Presidente do BPI diz que desconhece qualquer operação do CaixaBank sobre Novo Banco

O presidente do BPI disse, também, que não tem conhecimento de qualquer operação do CaixaBank (acionista do BPI) sobre o Novo Banco e que as ordens do acionista espanhol continuam a ser de crescimento orgânico.

O BPI não tem, e eu não tenho, conhecimento de nenhuma operação que esteja em curso e a estratégia do CaixaBank compete ao acionista, por isso compete a ele próprio defini-la. O BPI não está envolvido em nenhuma operação, nós não temos em curso nenhum estudo sobre a operação do Novo Banco”, disse João Pedro Oliveira e Costa à Lusa, à margem da Money Conference, que decorre em Lisboa.

O gestor afirmou que o acionista não falou com o BPI sobre essa operação, que até agora toda a informação é que o BPI se mantém focado no crescimento orgânico (aumento do negócio sem aquisições) e reforçou que “qualquer decisão estratégica do acionista compete ao acionista”.

A estratégia que tem sido afirmada pelo CaixaBank tem sido sempre de crescimento orgânico. Claro que se oportunamente houver algo semelhante conto que estejamos envolvidos, mas neste momento aquilo que me é dito pelo meu acionista é crescimento orgânico e é nisso que estou focado”, disse.

Sobre o risco de maior dominância de Espanha na banca portuguesa, considerou que num contexto europeu não interessa a origem do capital e disse ficar incomodado com o tema da ‘espanholização’ da banca portuguesa.

“Num contexto europeu o que nós queremos são instituições fortes, europeias, que suportem as nossas economias e que haja cada vez mais capacidade de nós termos uma voz internacional. Se nós continuarmos, ainda para mais sendo um pequeno país e uma pequena economia, a fecharmo-nos sobre nós próprios vai ser muito complicado”, afirmou.

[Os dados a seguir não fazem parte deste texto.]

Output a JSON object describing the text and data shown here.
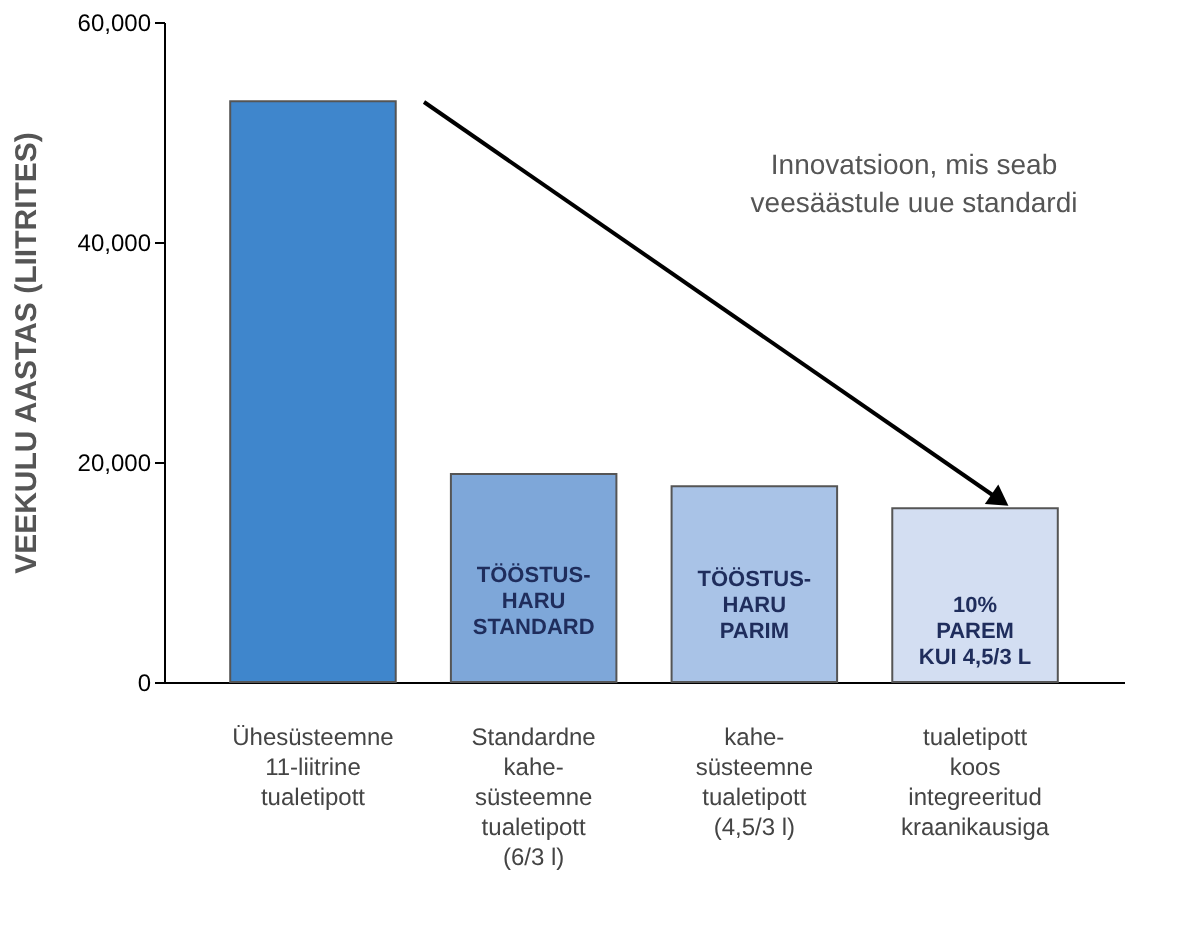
{
  "chart_data": {
    "type": "bar",
    "ylabel": "VEEKULU AASTAS (LIITRITES)",
    "categories": [
      "Ühesüsteemne\n11-liitrine\ntualetipott",
      "Standardne\nkahe-\nsüsteemne\ntualetipott\n(6/3 l)",
      "kahe-\nsüsteemne\ntualetipott\n(4,5/3 l)",
      "tualetipott\nkoos\nintegreeritud\nkraanikausiga"
    ],
    "values": [
      52800,
      18900,
      17800,
      15800
    ],
    "colors": [
      "#3f86cc",
      "#7ea7d9",
      "#a9c3e7",
      "#d3def2"
    ],
    "ylim": [
      0,
      60000
    ],
    "yticks": [
      0,
      {
        "value": 20000,
        "label": "20,000"
      },
      {
        "value": 40000,
        "label": "40,000"
      },
      {
        "value": 60000,
        "label": "60,000"
      }
    ],
    "grid": false,
    "annotations": [
      "TÖÖSTUS-\nHARU\nSTANDARD",
      "TÖÖSTUS-\nHARU\nPARIM",
      "10%\nPAREM\nKUI 4,5/3 L",
      "Innovatsioon, mis seab\nveesäästule uue standardi"
    ]
  }
}
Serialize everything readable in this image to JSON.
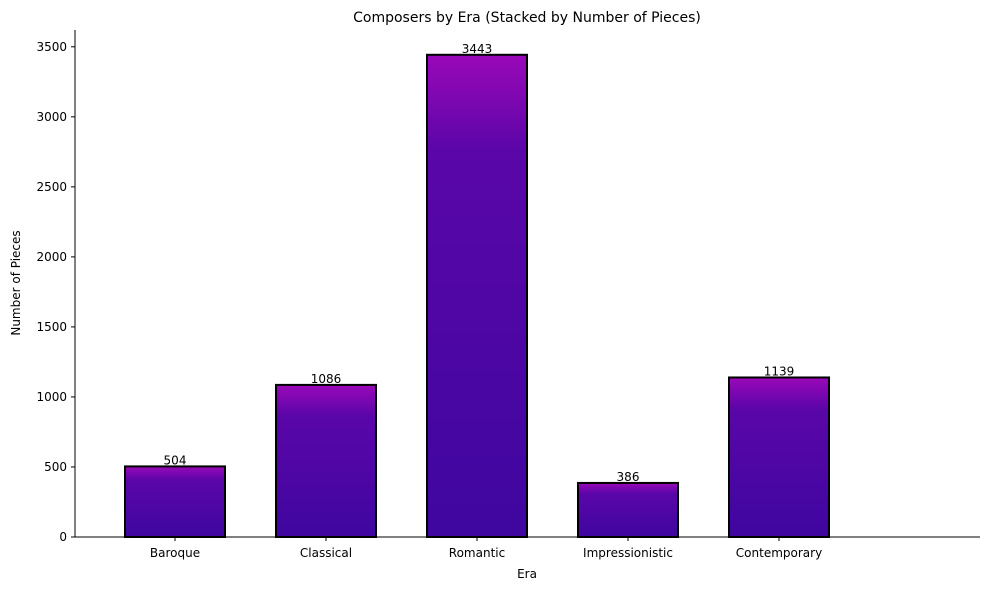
{
  "chart_data": {
    "type": "bar",
    "title": "Composers by Era (Stacked by Number of Pieces)",
    "xlabel": "Era",
    "ylabel": "Number of Pieces",
    "categories": [
      "Baroque",
      "Classical",
      "Romantic",
      "Impressionistic",
      "Contemporary"
    ],
    "values": [
      504,
      1086,
      3443,
      386,
      1139
    ],
    "ylim": [
      0,
      3620
    ],
    "yticks": [
      0,
      500,
      1000,
      1500,
      2000,
      2500,
      3000,
      3500
    ],
    "grid": false,
    "legend": "none",
    "colors": {
      "bar_base": "#3f06a0",
      "bar_top": "#9a08b8",
      "edge": "#000000"
    }
  }
}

João Pedro Oliveira e Costa disse que o BPI é detido na totalidade pelo grupo espanhol Caixabank, mas que o centro de decisão é em Portugal e decide em Portugal todas as operações de crédito. O ministro das Finanças, Miranda Sarmento, disse a semana passada em entrevista à RTP que seria bom “para o mercado bancário português que a presença espanhola não aumentasse”.